Protecting Public Health and the Environment.

Georgetown Industrial Site

History

The former Central Farmers facility is located seven miles to the east of Georgetown, Idaho, within Georgetown Canyon in Bear Lake County. 

From April 1906 to October 1907, 16 association placer mining claims were located on the phosphate deposits of Georgetown Canyon. The Utah Fertilizer & Chemical Manufacturing Company (UF&CMC) was incorporated January 29, 1908, specifically to purchase the mining claims at Georgetown Canyon and other places and develop mines on the phosphate property (Campbell,1923). The UF&CMC applied for and received patents for all 16 placer mining claims in 1912, 1915, and 1916.

In 1928, the UF&CMC sold all its interests in the 16 patented placer mining claims of Georgetown Canyon to the Stockholders Syndicate of Los Angeles, California (Campbell, 1928). It is noteworthy that the last president of record of the Utah company was F. W. Braun of Los Angeles. At the time of sale and transfer of title of the 16 patented claims, F. W. Braun was listed as the president of the Stockholders Syndicate.

The I6 patented placer mining claims of Stockholders Syndicate were sold to Central Farmers Fertilizer Company (CFFC) in 1955 (Hansen, 1964). The CFFC was a large farm cooperative made up of smaller farm co-ops throughout the south, midwest, and northwest United States and southern Canada (Emigh, 1959). Very soon after acquisition of the property, the CFFC announced that plans were being made to begin a $7.5 million project to construct a processing plant and open a mine in Georgetown Canyon. In fact, construction started on a processing plant with an electric furnace and kiln in the Canyon in 1957 (Cressman, 1964) and open pit mining was first reported in June 1958. The railroad spur that was first conceived in 1916 was finally constructed up the Canyon to the site of the new processing facility in 1957. The facility consisted of a beneficiation plant, 35,000 kw electric furnace, phosphoric acid plant, and fertilizer processing plant, and was completed in May 1959 (Service, 1966). By late-1959, all underground mining had been abandoned and by-1960, the new open pit was approximately 3,000 feet long, 100 feet wide, and 100 feet deep (Fletcher, 1960).
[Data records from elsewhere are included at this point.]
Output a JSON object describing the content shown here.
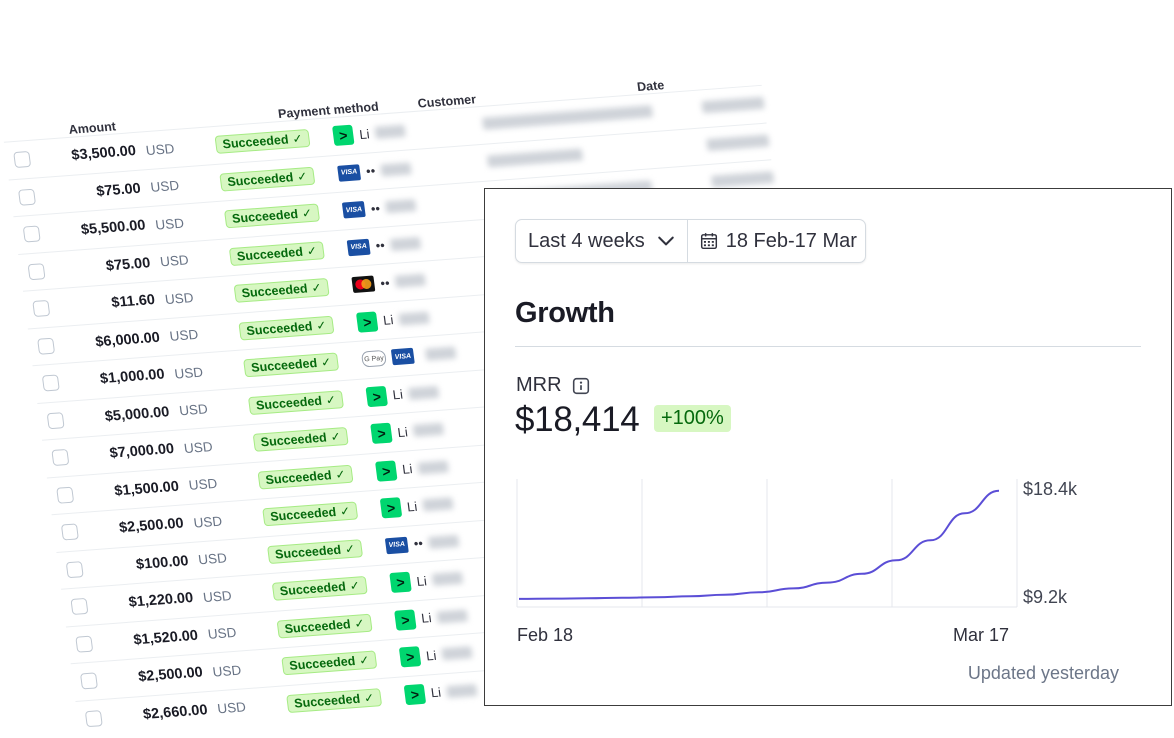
{
  "table": {
    "headers": {
      "amount": "Amount",
      "payment_method": "Payment method",
      "customer": "Customer",
      "date": "Date"
    },
    "rows": [
      {
        "amount": "$3,500.00",
        "currency": "USD",
        "status": "Succeeded",
        "method": "link",
        "method_text": "Li"
      },
      {
        "amount": "$75.00",
        "currency": "USD",
        "status": "Succeeded",
        "method": "visa",
        "method_text": "••"
      },
      {
        "amount": "$5,500.00",
        "currency": "USD",
        "status": "Succeeded",
        "method": "visa",
        "method_text": "••"
      },
      {
        "amount": "$75.00",
        "currency": "USD",
        "status": "Succeeded",
        "method": "visa",
        "method_text": "••"
      },
      {
        "amount": "$11.60",
        "currency": "USD",
        "status": "Succeeded",
        "method": "mastercard",
        "method_text": "••"
      },
      {
        "amount": "$6,000.00",
        "currency": "USD",
        "status": "Succeeded",
        "method": "link",
        "method_text": "Li"
      },
      {
        "amount": "$1,000.00",
        "currency": "USD",
        "status": "Succeeded",
        "method": "gpay-visa",
        "method_text": ""
      },
      {
        "amount": "$5,000.00",
        "currency": "USD",
        "status": "Succeeded",
        "method": "link",
        "method_text": "Li"
      },
      {
        "amount": "$7,000.00",
        "currency": "USD",
        "status": "Succeeded",
        "method": "link",
        "method_text": "Li"
      },
      {
        "amount": "$1,500.00",
        "currency": "USD",
        "status": "Succeeded",
        "method": "link",
        "method_text": "Li"
      },
      {
        "amount": "$2,500.00",
        "currency": "USD",
        "status": "Succeeded",
        "method": "link",
        "method_text": "Li"
      },
      {
        "amount": "$100.00",
        "currency": "USD",
        "status": "Succeeded",
        "method": "visa",
        "method_text": "••"
      },
      {
        "amount": "$1,220.00",
        "currency": "USD",
        "status": "Succeeded",
        "method": "link",
        "method_text": "Li"
      },
      {
        "amount": "$1,520.00",
        "currency": "USD",
        "status": "Succeeded",
        "method": "link",
        "method_text": "Li"
      },
      {
        "amount": "$2,500.00",
        "currency": "USD",
        "status": "Succeeded",
        "method": "link",
        "method_text": "Li"
      },
      {
        "amount": "$2,660.00",
        "currency": "USD",
        "status": "Succeeded",
        "method": "link",
        "method_text": "Li"
      }
    ]
  },
  "card": {
    "range_label": "Last 4 weeks",
    "date_range": "18 Feb-17 Mar",
    "title": "Growth",
    "metric_label": "MRR",
    "metric_value": "$18,414",
    "metric_change": "+100%",
    "updated": "Updated yesterday",
    "accent_color": "#5b4ed6"
  },
  "chart_data": {
    "type": "line",
    "title": "",
    "xlabel": "",
    "ylabel": "",
    "x_tick_labels": [
      "Feb 18",
      "Mar 17"
    ],
    "y_tick_labels": [
      "$9.2k",
      "$18.4k"
    ],
    "ylim": [
      9200,
      18400
    ],
    "grid": true,
    "series": [
      {
        "color": "#5b4ed6",
        "values": [
          9207,
          9230,
          9260,
          9300,
          9350,
          9430,
          9560,
          9770,
          10100,
          10600,
          11350,
          12500,
          14200,
          16500,
          18414
        ]
      }
    ]
  }
}
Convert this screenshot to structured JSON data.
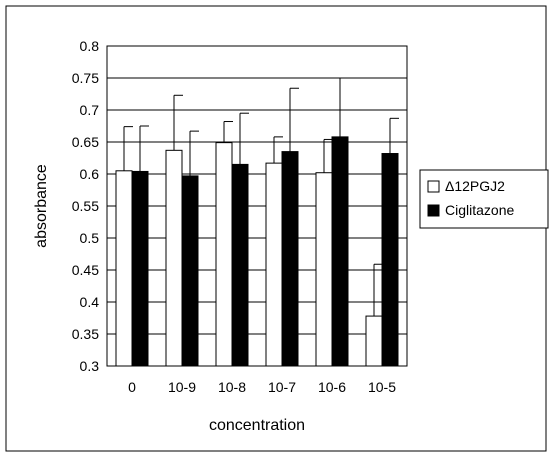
{
  "chart_data": {
    "type": "bar",
    "title": "",
    "xlabel": "concentration",
    "ylabel": "absorbance",
    "categories": [
      "0",
      "10-9",
      "10-8",
      "10-7",
      "10-6",
      "10-5"
    ],
    "ylim": [
      0.3,
      0.8
    ],
    "yticks": [
      "0.8",
      "0.75",
      "0.7",
      "0.65",
      "0.6",
      "0.55",
      "0.5",
      "0.45",
      "0.4",
      "0.35",
      "0.3"
    ],
    "grid": true,
    "legend_position": "right",
    "series": [
      {
        "name": "Δ12PGJ2",
        "fill": "#ffffff",
        "values": [
          0.605,
          0.637,
          0.649,
          0.617,
          0.602,
          0.378
        ],
        "errors": [
          0.069,
          0.086,
          0.033,
          0.041,
          0.052,
          0.081
        ]
      },
      {
        "name": "Ciglitazone",
        "fill": "#000000",
        "values": [
          0.604,
          0.597,
          0.615,
          0.635,
          0.658,
          0.632
        ],
        "errors": [
          0.071,
          0.07,
          0.08,
          0.099,
          0.092,
          0.055
        ]
      }
    ]
  }
}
In 1964, production stopped from the mine. In July 1964, the El Paso Natural Gas Products Company bought the Georgetown Canyon phosphate properties from the CFFC (Hansen, 1965) and in October, closed the plant facility and moved parts of it to Conda where the company was building a new phosphate processing plant (Service, 1967).

In 1992, Nu-West Industries, Inc. bought out the Western Co-operative Fertilizer, Ltd., and formed a wholly owned subsidiary named Nu-West Mining, Inc. to replace the co-op in Conda Partnership. In 1995, the Conda Partnership was dissolved and all of the mine properties were assigned to Nu-West Mining, Inc. In October 1995, Nu-West Industries was acquired by Agrium, Inc., a Canadian firm based in Calgary, Alberta, Canada.